Dans ce cas, la règle ancestrale veut que la trop aimable jeune personne s’en aille seule au fond de la brousse mettre au monde le fruit de celui qui a mis en elle toutes ses complaisances. Là, elle se comporte très mal avec ce pauvre petit fruit innocent et le laisse mourir de faim en lui refusant le sein. Voilà, n’est-ce pas, un fait qui déroute toutes nos idées sur la mentalité des Noirs, sur leur conception de l’enfant et de la famille. Mais les Boudouma passent leur vie sur le lac Tchad. Byron et nombre de ses contemporains anglais et français nous ont prouvé péremptoirement que la fréquentation des lacs induisait les cervelles en un étrange état d’esprit, en une exaltation singulière. Et précisément les Boudouma passent auprès des populations environnantes pour des gens bizarres, et même un peu loufoques.
Il est une catégorie de négrillonnes qui gardent leur virginité, s’il se peut, encore moins longtemps que les autres. Ce sont les captives. Propriété du maître au même titre que ses troupeaux, celles-ci n’ont pas de dot à espérer, ni même, en général, de mari à attendre. Au point de vue de l’amour, elles sont res nullius et omnium. Leurs enfants devant revenir de droit au maître, elles peuvent donc s’ébattre sans contrainte et multiplier avec la prodigalité des lapins.
Les bébés aux prunelles de jais qu’on voit sans cesse pendus à leurs mamelles trop vite déchues leur méritent la faveur et souvent les faveurs du chef de case.
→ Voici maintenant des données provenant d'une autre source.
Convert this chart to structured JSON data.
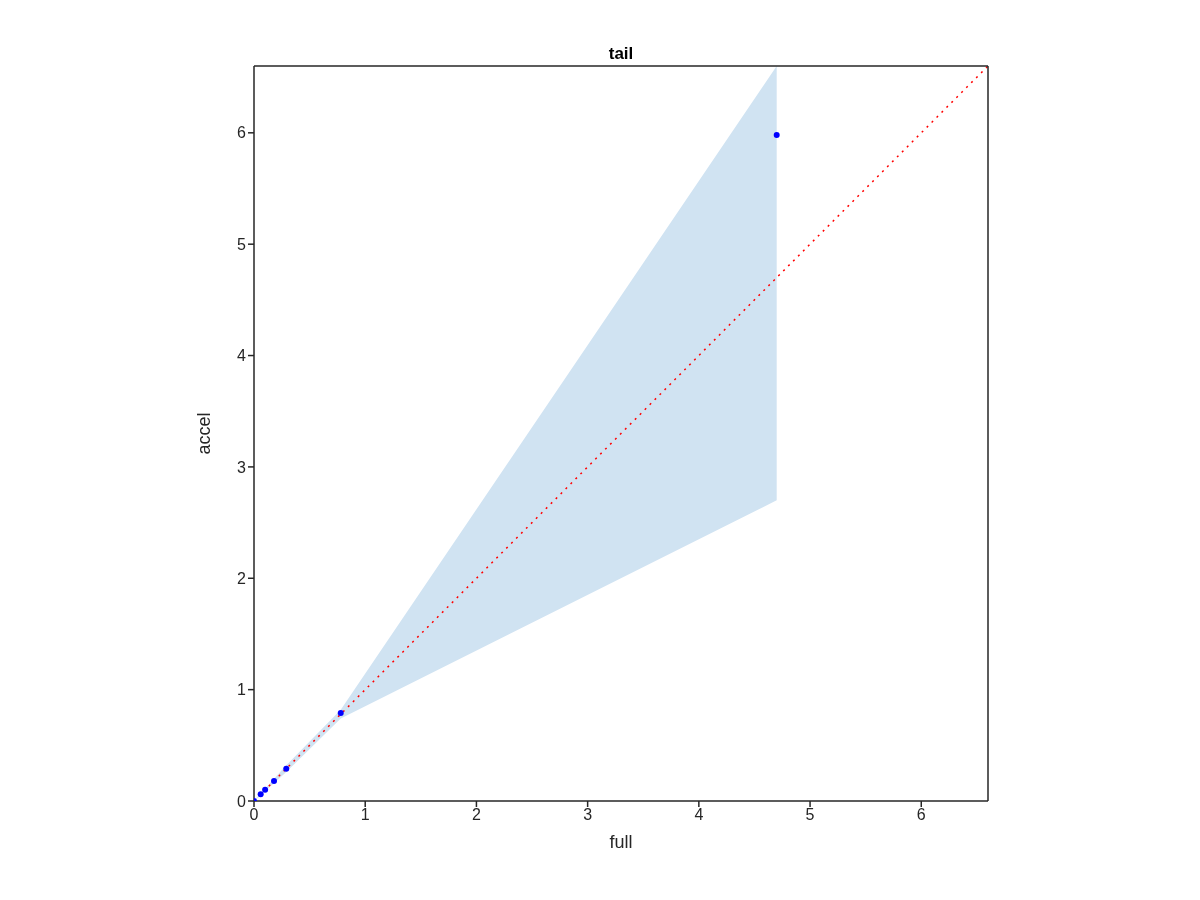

Elles ne demandent qu’à en avoir le plus tôt possible. Ah ! ce ne sont pas ces jeunes captives-là qui diraient comme celle d’André Chénier :
Je ne veux pas mourir encore !
On se demande en frémissant à quel âge elles ont bien pu commencer.
Ainsi, en pays africain, la jeune fille est un mythe ou plutôt une créature hybride, paradoxale, imprévue, qui ne vaut que par son futur. Elle n’est pas plus dans le milieu social, dans la vie journalière, que n’est le flacon, destiné peut-être à procurer l’ivresse qui dort dans le fond de la boutique où il attend l’acheteur. Tout son rôle, toute sa fonction est d’attendre, d’attendre sans bouger, sans broncher.
L’attente ne peut se prolonger, d’ailleurs, car, dans ce beau pays d’Afrique, tout chemin mène à l’homme.
Si par hasard vous rencontrez cet objet rarissime, une jeune Noire qui n’a pas encore « cassé calebasse », vous serez frappé de son air de biche effarouchée, de sa gaucherie, du sentiment humilié qu’elle paraît avoir de son oisiveté, de son inutilité. Quelle différence avec nos jeunes filles, qui se prodiguent dans le monde, flirtent, dansent, chantent, peignent, jouent du piano, ou, du moins, s’essayent aux gestes exigés par ces différents arts d’agrément ! C’est qu’entre elles et leurs petites sœurs noiraudes, il existe une différence capitale que nous allons exprimer dans un axiome saisissant.
La jeune Blanche est une personne à caser ; la jeune Noire est une personne à casser.